🤖 AI Summary
Existing LLM evaluation frameworks for legal reliability lack systematic benchmarks targeting subtle, adversarial, and latent errors in real-world contracts.
Method: We introduce CLAUSE—the first stress-testing benchmark explicitly designed to assess legal reasoning fragility—comprising 10 categories of role-driven anomalous contracts that preserve legal fidelity. Built upon CUAD and ContractNLI, it contains over 7,500 perturbed contracts; fine-grained discrepancy detection and attribution are enabled via integrated RAG and statutory provision verification.

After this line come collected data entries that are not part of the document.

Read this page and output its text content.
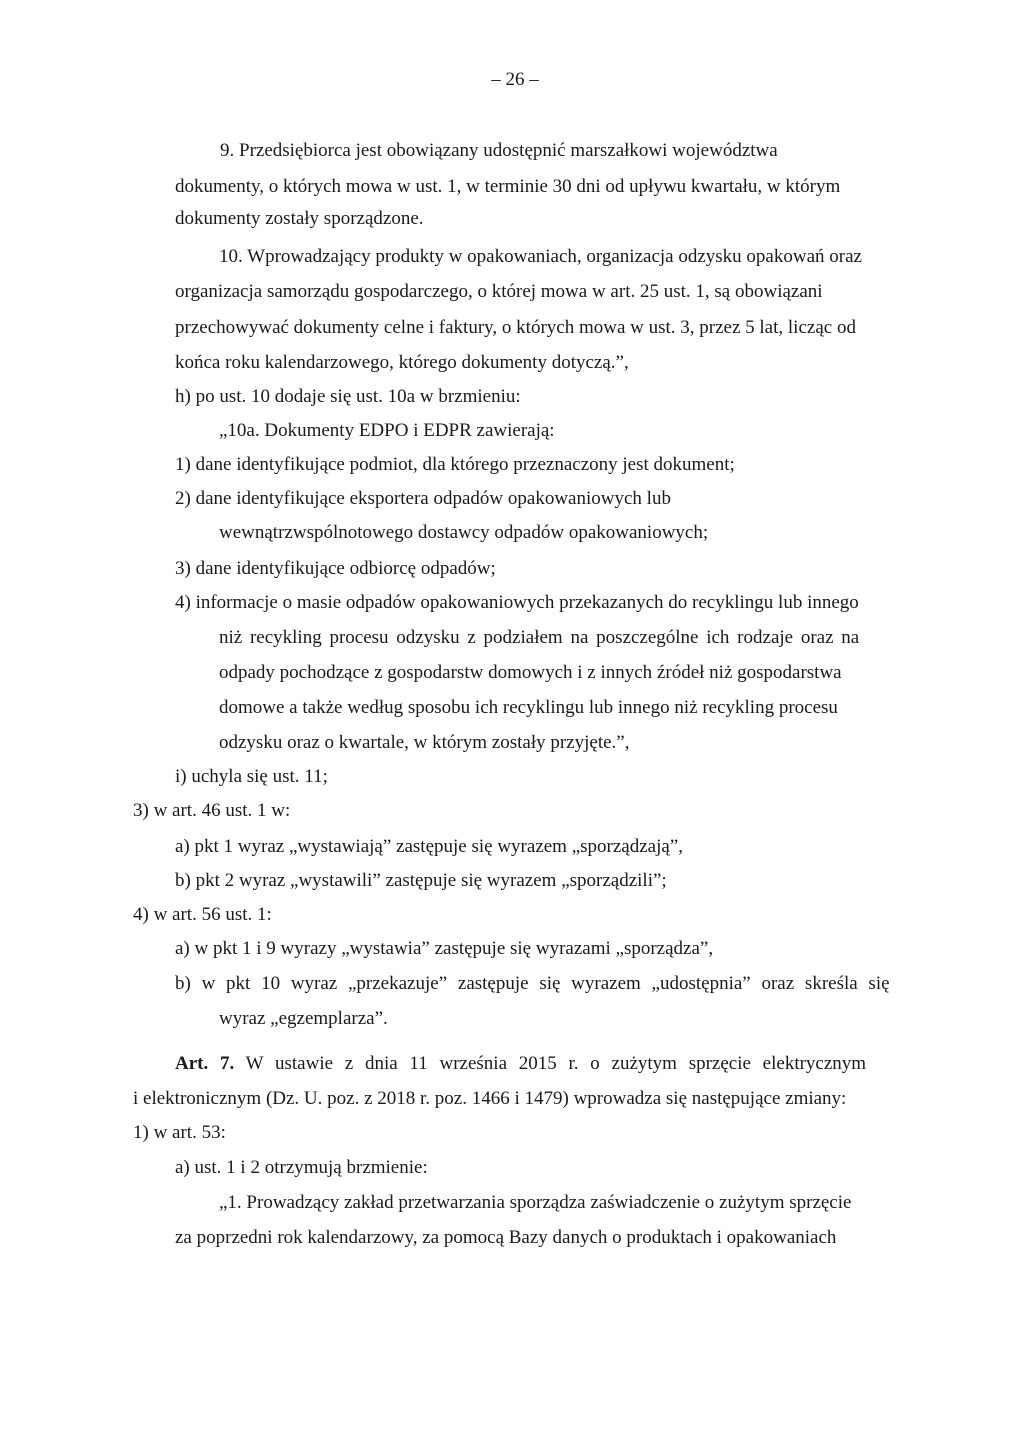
– 26 –
9. Przedsiębiorca jest obowiązany udostępnić marszałkowi województwa
dokumenty, o których mowa w ust. 1, w terminie 30 dni od upływu kwartału, w którym
dokumenty zostały sporządzone.
10. Wprowadzający produkty w opakowaniach, organizacja odzysku opakowań oraz
organizacja samorządu gospodarczego, o której mowa w art. 25 ust. 1, są obowiązani
przechowywać dokumenty celne i faktury, o których mowa w ust. 3, przez 5 lat, licząc od
końca roku kalendarzowego, którego dokumenty dotyczą.”,
h) po ust. 10 dodaje się ust. 10a w brzmieniu:
„10a. Dokumenty EDPO i EDPR zawierają:
1) dane identyfikujące podmiot, dla którego przeznaczony jest dokument;
2) dane identyfikujące eksportera odpadów opakowaniowych lub
wewnątrzwspólnotowego dostawcy odpadów opakowaniowych;
3) dane identyfikujące odbiorcę odpadów;
4) informacje o masie odpadów opakowaniowych przekazanych do recyklingu lub innego
niż recykling procesu odzysku z podziałem na poszczególne ich rodzaje oraz na
odpady pochodzące z gospodarstw domowych i z innych źródeł niż gospodarstwa
domowe a także według sposobu ich recyklingu lub innego niż recykling procesu
odzysku oraz o kwartale, w którym zostały przyjęte.”,
i) uchyla się ust. 11;
3) w art. 46 ust. 1 w:
a) pkt 1 wyraz „wystawiają” zastępuje się wyrazem „sporządzają”,
b) pkt 2 wyraz „wystawili” zastępuje się wyrazem „sporządzili”;
4) w art. 56 ust. 1:
a) w pkt 1 i 9 wyrazy „wystawia” zastępuje się wyrazami „sporządza”,
b) w pkt 10 wyraz „przekazuje” zastępuje się wyrazem „udostępnia” oraz skreśla się
wyraz „egzemplarza”.
Art. 7. W ustawie z dnia 11 września 2015 r. o zużytym sprzęcie elektrycznym
i elektronicznym (Dz. U. poz. z 2018 r. poz. 1466 i 1479) wprowadza się następujące zmiany:
1) w art. 53:
a) ust. 1 i 2 otrzymują brzmienie:
„1. Prowadzący zakład przetwarzania sporządza zaświadczenie o zużytym sprzęcie
za poprzedni rok kalendarzowy, za pomocą Bazy danych o produktach i opakowaniach
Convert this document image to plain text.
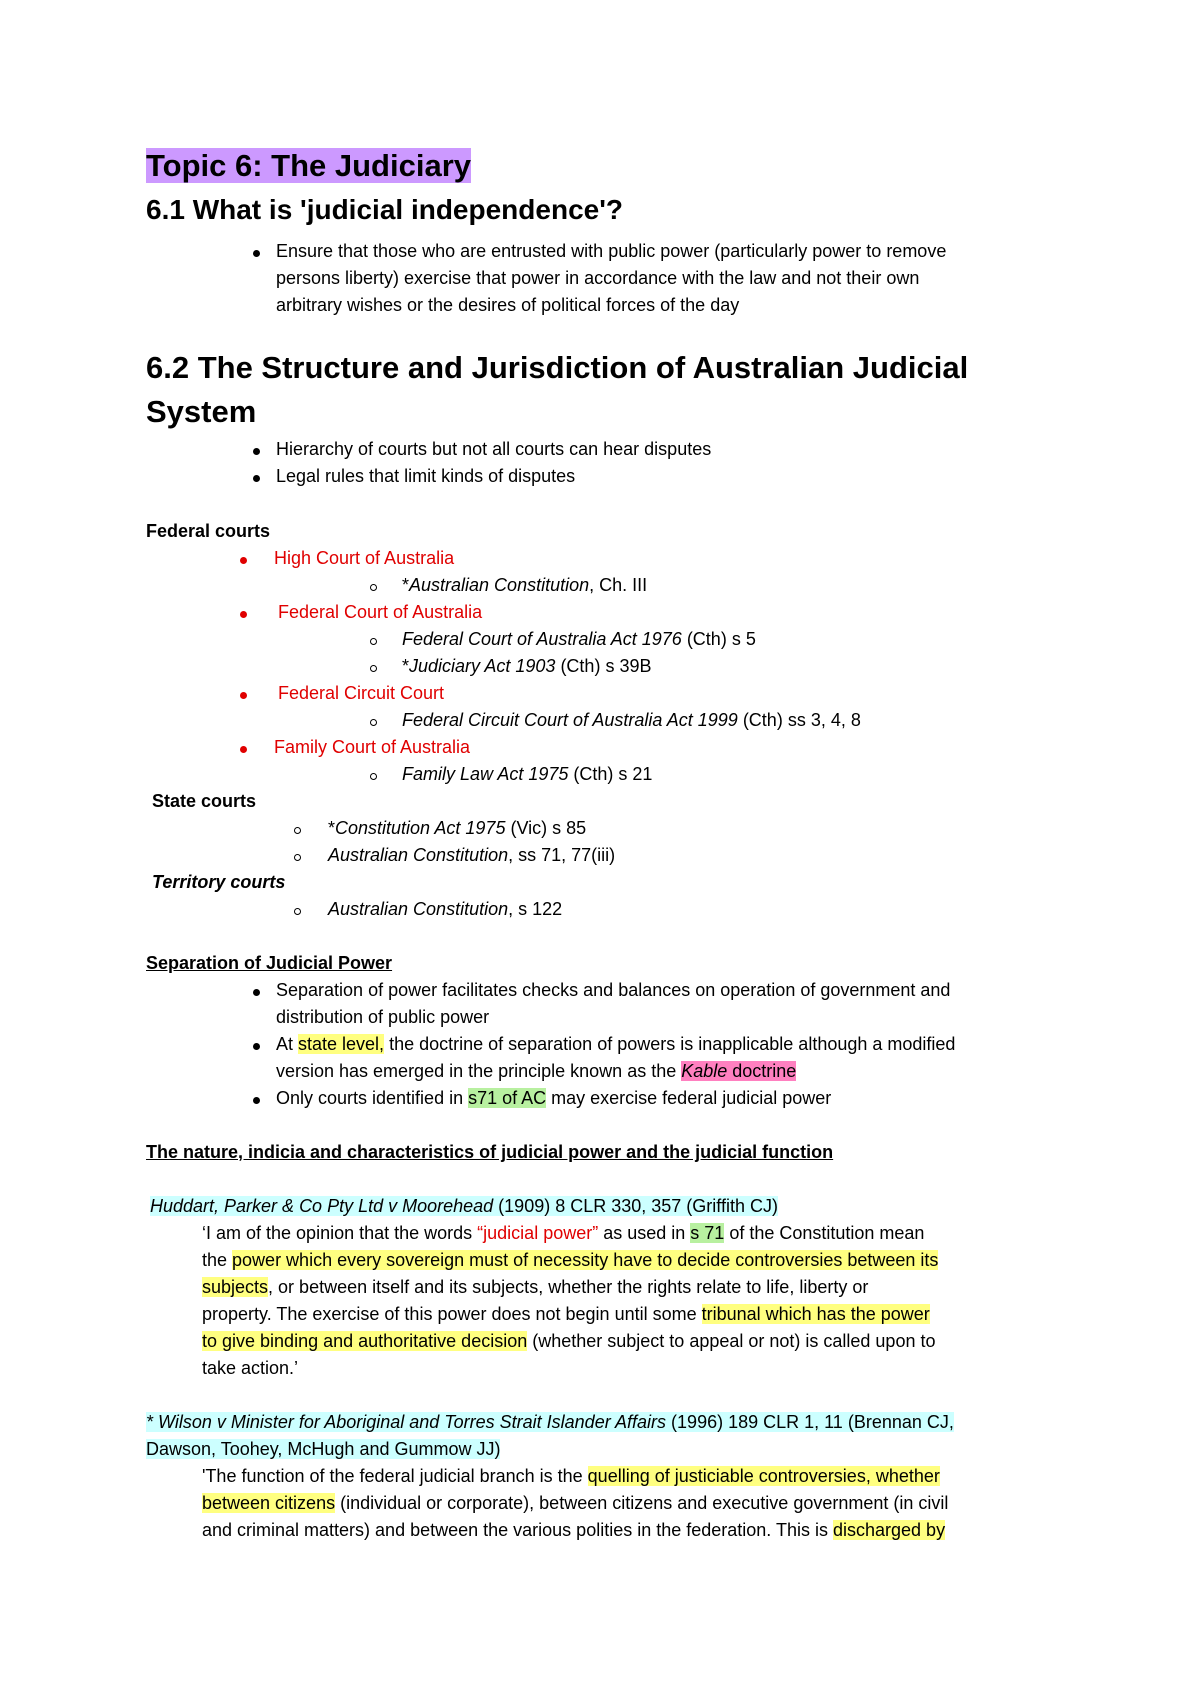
Topic 6: The Judiciary
6.1 What is 'judicial independence'?
Ensure that those who are entrusted with public power (particularly power to remove
persons liberty) exercise that power in accordance with the law and not their own
arbitrary wishes or the desires of political forces of the day
6.2 The Structure and Jurisdiction of Australian Judicial
System
Hierarchy of courts but not all courts can hear disputes
Legal rules that limit kinds of disputes
Federal courts
High Court of Australia
*Australian Constitution, Ch. III
Federal Court of Australia
Federal Court of Australia Act 1976 (Cth) s 5
*Judiciary Act 1903 (Cth) s 39B
Federal Circuit Court
Federal Circuit Court of Australia Act 1999 (Cth) ss 3, 4, 8
Family Court of Australia
Family Law Act 1975 (Cth) s 21
State courts
*Constitution Act 1975 (Vic) s 85
Australian Constitution, ss 71, 77(iii)
Territory courts
Australian Constitution, s 122
Separation of Judicial Power
Separation of power facilitates checks and balances on operation of government and
distribution of public power
At state level, the doctrine of separation of powers is inapplicable although a modified
version has emerged in the principle known as the Kable doctrine
Only courts identified in s71 of AC may exercise federal judicial power
The nature, indicia and characteristics of judicial power and the judicial function
Huddart, Parker & Co Pty Ltd v Moorehead (1909) 8 CLR 330, 357 (Griffith CJ)
‘I am of the opinion that the words “judicial power” as used in s 71 of the Constitution mean
the power which every sovereign must of necessity have to decide controversies between its
subjects, or between itself and its subjects, whether the rights relate to life, liberty or
property. The exercise of this power does not begin until some tribunal which has the power
to give binding and authoritative decision (whether subject to appeal or not) is called upon to
take action.’
* Wilson v Minister for Aboriginal and Torres Strait Islander Affairs (1996) 189 CLR 1, 11 (Brennan CJ,
Dawson, Toohey, McHugh and Gummow JJ)
'The function of the federal judicial branch is the quelling of justiciable controversies, whether
between citizens (individual or corporate), between citizens and executive government (in civil
and criminal matters) and between the various polities in the federation. This is discharged by
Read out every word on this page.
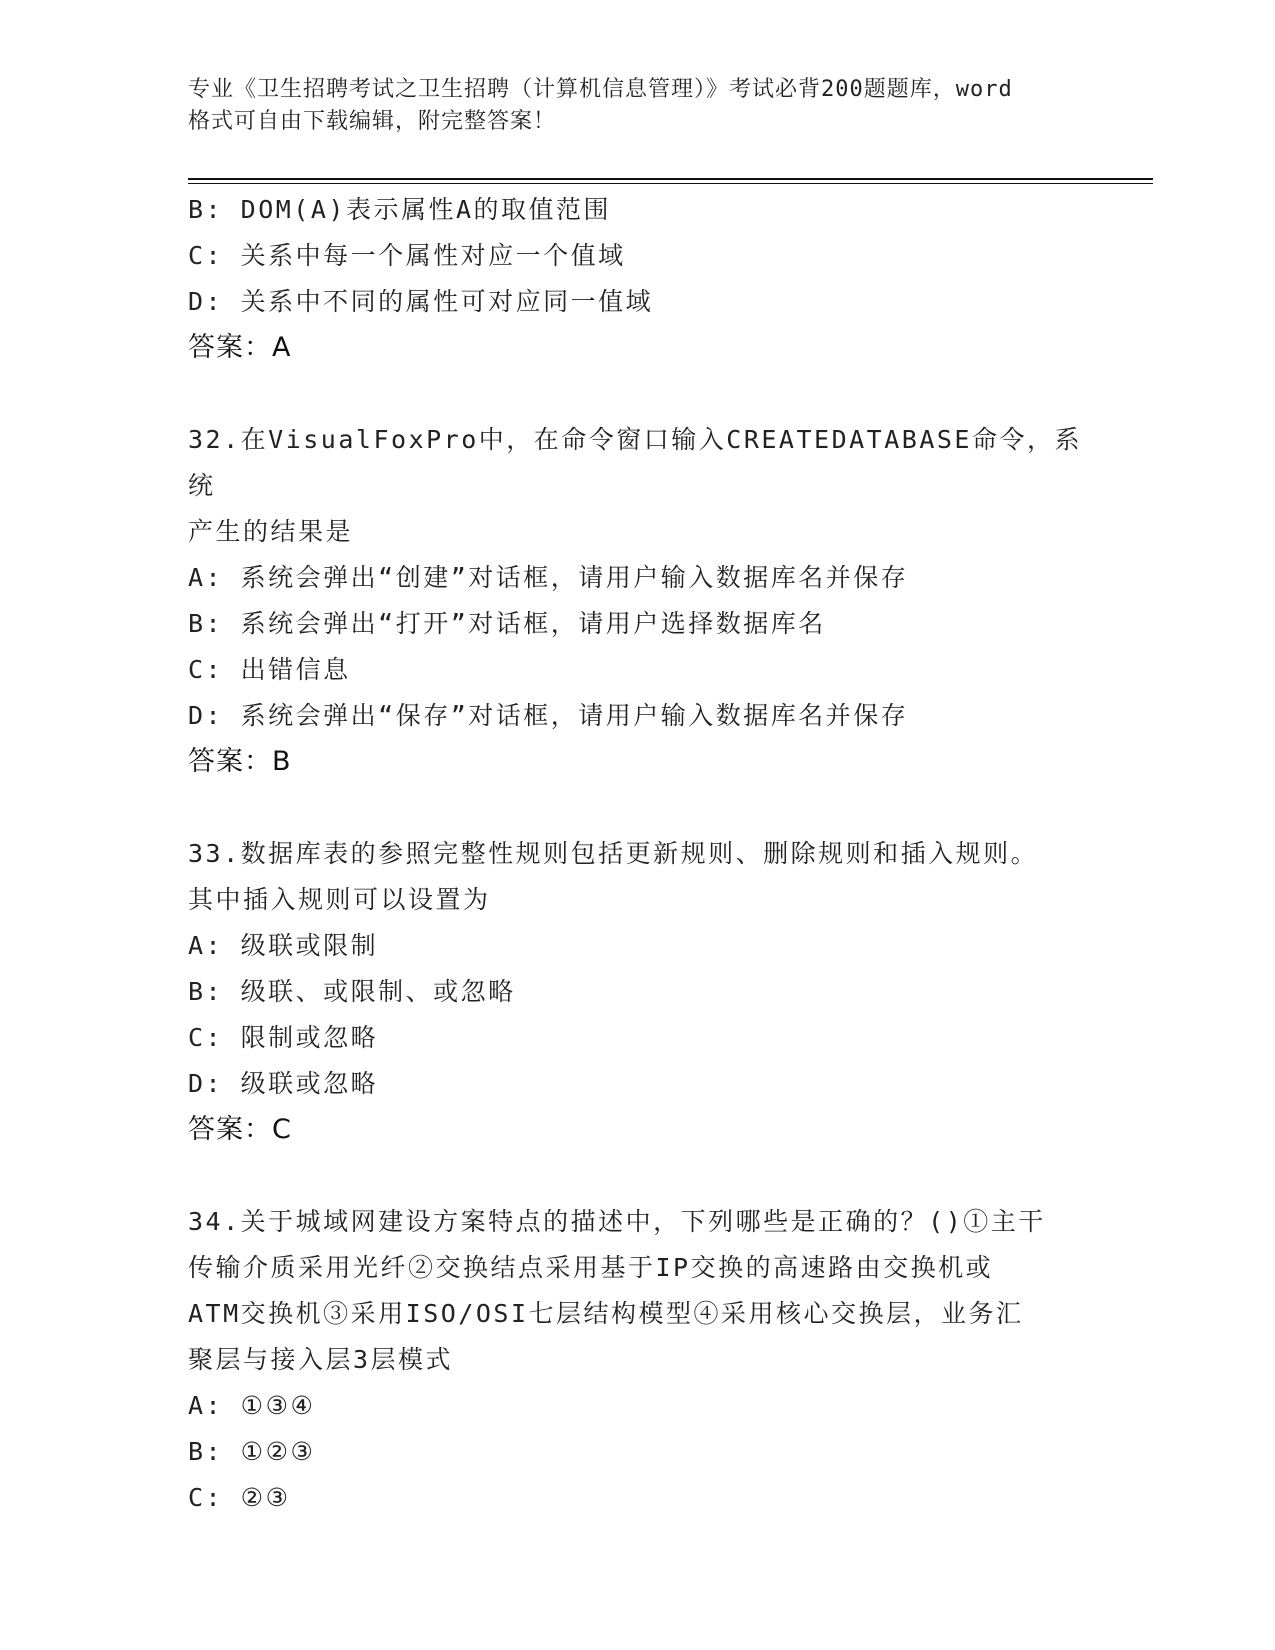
专业《卫生招聘考试之卫生招聘（计算机信息管理）》考试必背200题题库，word
格式可自由下载编辑，附完整答案！
B: DOM(A)表示属性A的取值范围
C: 关系中每一个属性对应一个值域
D: 关系中不同的属性可对应同一值域
答案：A
32.在VisualFoxPro中，在命令窗口输入CREATEDATABASE命令，系统
产生的结果是
A: 系统会弹出“创建”对话框，请用户输入数据库名并保存
B: 系统会弹出“打开”对话框，请用户选择数据库名
C: 出错信息
D: 系统会弹出“保存”对话框，请用户输入数据库名并保存
答案：B
33.数据库表的参照完整性规则包括更新规则、删除规则和插入规则。
其中插入规则可以设置为
A: 级联或限制
B: 级联、或限制、或忽略
C: 限制或忽略
D: 级联或忽略
答案：C
34.关于城域网建设方案特点的描述中，下列哪些是正确的？()①主干
传输介质采用光纤②交换结点采用基于IP交换的高速路由交换机或
ATM交换机③采用ISO/OSI七层结构模型④采用核心交换层，业务汇
聚层与接入层3层模式
A: ①③④
B: ①②③
C: ②③
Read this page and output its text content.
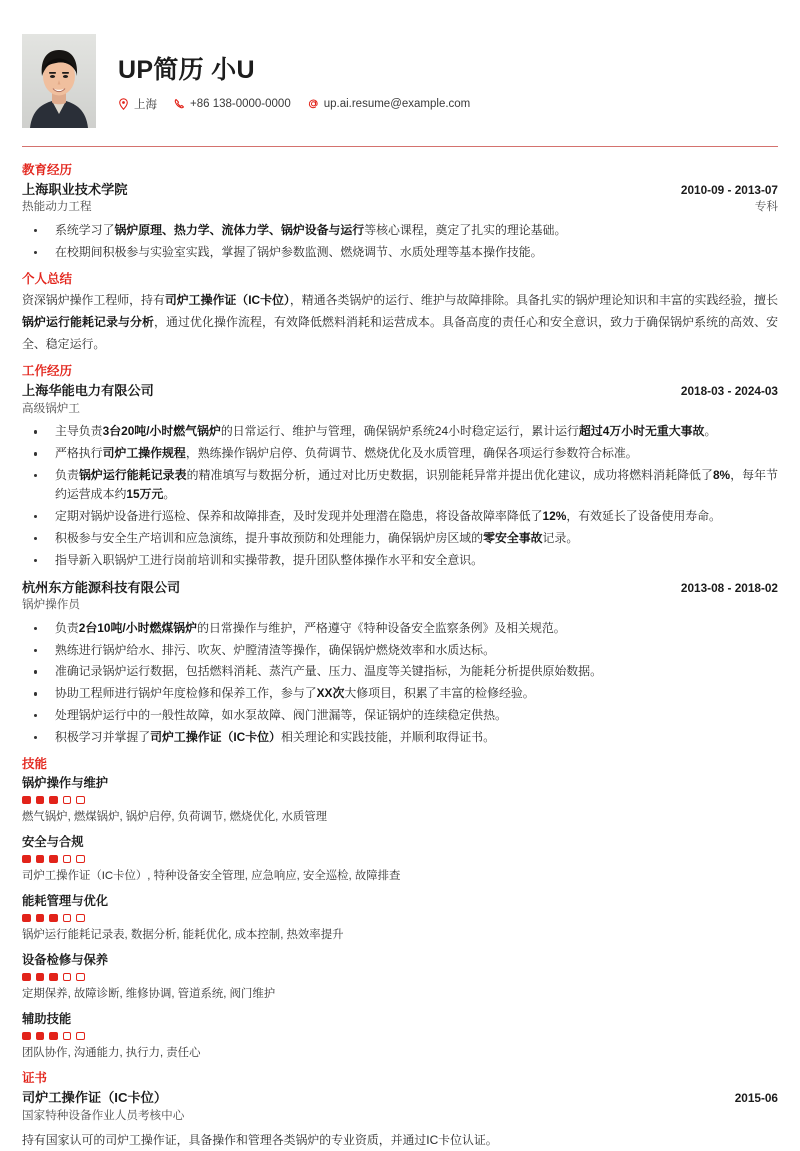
UP简历 小U
上海	+86 138-0000-0000	up.ai.resume@example.com
教育经历
上海职业技术学院	2010-09 - 2013-07
热能动力工程	专科
系统学习了锅炉原理、热力学、流体力学、锅炉设备与运行等核心课程，奠定了扎实的理论基础。
在校期间积极参与实验室实践，掌握了锅炉参数监测、燃烧调节、水质处理等基本操作技能。
个人总结
资深锅炉操作工程师，持有司炉工操作证（IC卡位），精通各类锅炉的运行、维护与故障排除。具备扎实的锅炉理论知识和丰富的实践经验，擅长锅炉运行能耗记录与分析，通过优化操作流程，有效降低燃料消耗和运营成本。具备高度的责任心和安全意识，致力于确保锅炉系统的高效、安全、稳定运行。
工作经历
上海华能电力有限公司	2018-03 - 2024-03
高级锅炉工
主导负责3台20吨/小时燃气锅炉的日常运行、维护与管理，确保锅炉系统24小时稳定运行，累计运行超过4万小时无重大事故。
严格执行司炉工操作规程，熟练操作锅炉启停、负荷调节、燃烧优化及水质管理，确保各项运行参数符合标准。
负责锅炉运行能耗记录表的精准填写与数据分析，通过对比历史数据，识别能耗异常并提出优化建议，成功将燃料消耗降低了8%，每年节约运营成本约15万元。
定期对锅炉设备进行巡检、保养和故障排查，及时发现并处理潜在隐患，将设备故障率降低了12%，有效延长了设备使用寿命。
积极参与安全生产培训和应急演练，提升事故预防和处理能力，确保锅炉房区域的零安全事故记录。
指导新入职锅炉工进行岗前培训和实操带教，提升团队整体操作水平和安全意识。
杭州东方能源科技有限公司	2013-08 - 2018-02
锅炉操作员
负责2台10吨/小时燃煤锅炉的日常操作与维护，严格遵守《特种设备安全监察条例》及相关规范。
熟练进行锅炉给水、排污、吹灰、炉膛清渣等操作，确保锅炉燃烧效率和水质达标。
准确记录锅炉运行数据，包括燃料消耗、蒸汽产量、压力、温度等关键指标，为能耗分析提供原始数据。
协助工程师进行锅炉年度检修和保养工作，参与了XX次大修项目，积累了丰富的检修经验。
处理锅炉运行中的一般性故障，如水泵故障、阀门泄漏等，保证锅炉的连续稳定供热。
积极学习并掌握了司炉工操作证（IC卡位）相关理论和实践技能，并顺利取得证书。
技能
锅炉操作与维护
燃气锅炉, 燃煤锅炉, 锅炉启停, 负荷调节, 燃烧优化, 水质管理
安全与合规
司炉工操作证（IC卡位）, 特种设备安全管理, 应急响应, 安全巡检, 故障排查
能耗管理与优化
锅炉运行能耗记录表, 数据分析, 能耗优化, 成本控制, 热效率提升
设备检修与保养
定期保养, 故障诊断, 维修协调, 管道系统, 阀门维护
辅助技能
团队协作, 沟通能力, 执行力, 责任心
证书
司炉工操作证（IC卡位）	2015-06
国家特种设备作业人员考核中心
持有国家认可的司炉工操作证，具备操作和管理各类锅炉的专业资质，并通过IC卡位认证。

Contribution/Results: Experiments reveal that state-of-the-art LLMs exhibit significant deficiencies in detecting nuanced legal deviations and generating legally sound explanations, exposing fundamental reasoning flaws in high-stakes legal tasks. CLAUSE fills a critical gap in legal AI robustness evaluation and establishes a reproducible, scalable assessment paradigm for trustworthy legal LMs.
📝 Abstract
The rapid integration of large language models (LLMs) into high-stakes legal work has exposed a critical gap: no benchmark exists to systematically stress-test their reliability against the nuanced, adversarial, and often subtle flaws present in real-world contracts. To address this, we introduce CLAUSE, a first-of-its-kind benchmark designed to evaluate the fragility of an LLM's legal reasoning. We study the capabilities of LLMs to detect and reason about fine-grained discrepancies by producing over 7500 real-world perturbed contracts from foundational datasets like CUAD and ContractNLI. Our novel, persona-driven pipeline generates 10 distinct anomaly categories, which are then validated against official statutes using a Retrieval-Augmented Generation (RAG) system to ensure legal fidelity. We use CLAUSE to evaluate leading LLMs' ability to detect embedded legal flaws and explain their significance. Our analysis shows a key weakness: these models often miss subtle errors and struggle even more to justify them legally. Our work outlines a path to identify and correct such reasoning failures in legal AI.